Sixth grade worked out just fine. Not great, not awful. Just fine. As it should be. He got the full experience of social mores (public school really is a funny sort of island tribe!), teacher nonsense and teacher wonderfulness (esp. librarian wonderfulness!). He learned cool stuff in math and science, and has emerged as bright and skilled in most subjects (completely “meh” in mainstream art-teacher art). He has learned the game of homework completion and the consequences of not doing it and not caring about it. And because of the ungraded foundation he had in the non-traditional schools, he is not a little trick monkey working for The Grades. The numbers on his papers were like weather reports to him, and me, and we dressed and reacted accordingly.

And now we are moving on to seventh grade, and I’m going to take the same attitude: it will be a learning lab. We’ll see what works, and what doesn’t, and if it doesn’t work on a catastrophic level, then we have Plan C, D, E …

So anyone who says, “oh, I can’t imagine homeschooling,” “homeschooling is too hard,” “I bet you got sick of it” or “kids need to socialize with other kids” will get a polite smile from me.
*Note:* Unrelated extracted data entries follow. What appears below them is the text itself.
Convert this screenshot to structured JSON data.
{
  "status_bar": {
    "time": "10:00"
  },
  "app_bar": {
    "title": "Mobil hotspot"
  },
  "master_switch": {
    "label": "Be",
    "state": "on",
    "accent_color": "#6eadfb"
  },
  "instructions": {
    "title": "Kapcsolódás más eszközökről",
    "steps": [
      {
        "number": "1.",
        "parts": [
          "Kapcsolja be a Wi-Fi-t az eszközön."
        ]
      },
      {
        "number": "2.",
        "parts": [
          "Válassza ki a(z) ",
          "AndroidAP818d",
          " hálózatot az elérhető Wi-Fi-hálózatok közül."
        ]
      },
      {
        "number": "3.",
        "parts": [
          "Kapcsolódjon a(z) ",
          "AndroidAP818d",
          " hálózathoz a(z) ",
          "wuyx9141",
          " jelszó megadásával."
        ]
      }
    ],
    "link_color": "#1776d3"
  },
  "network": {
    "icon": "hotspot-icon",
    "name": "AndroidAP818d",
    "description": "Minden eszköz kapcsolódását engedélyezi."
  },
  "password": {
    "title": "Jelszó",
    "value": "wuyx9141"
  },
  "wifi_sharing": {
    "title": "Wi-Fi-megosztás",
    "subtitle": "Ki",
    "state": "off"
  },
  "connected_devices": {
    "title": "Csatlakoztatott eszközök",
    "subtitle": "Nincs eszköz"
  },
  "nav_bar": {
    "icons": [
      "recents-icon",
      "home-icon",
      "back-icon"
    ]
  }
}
Ditto the folks (much more rarely) who say, “public school is evil,” “I would never do that to my child,” or “You’re caught up in the establishment, man!” They really have no clue what we were and are doing, and I don’t have time to fill them in. Join us in the journey and conversation, see all the shades and colors of learning, be a supporter and a partner. But heckling, however well-meaning, will be ignored.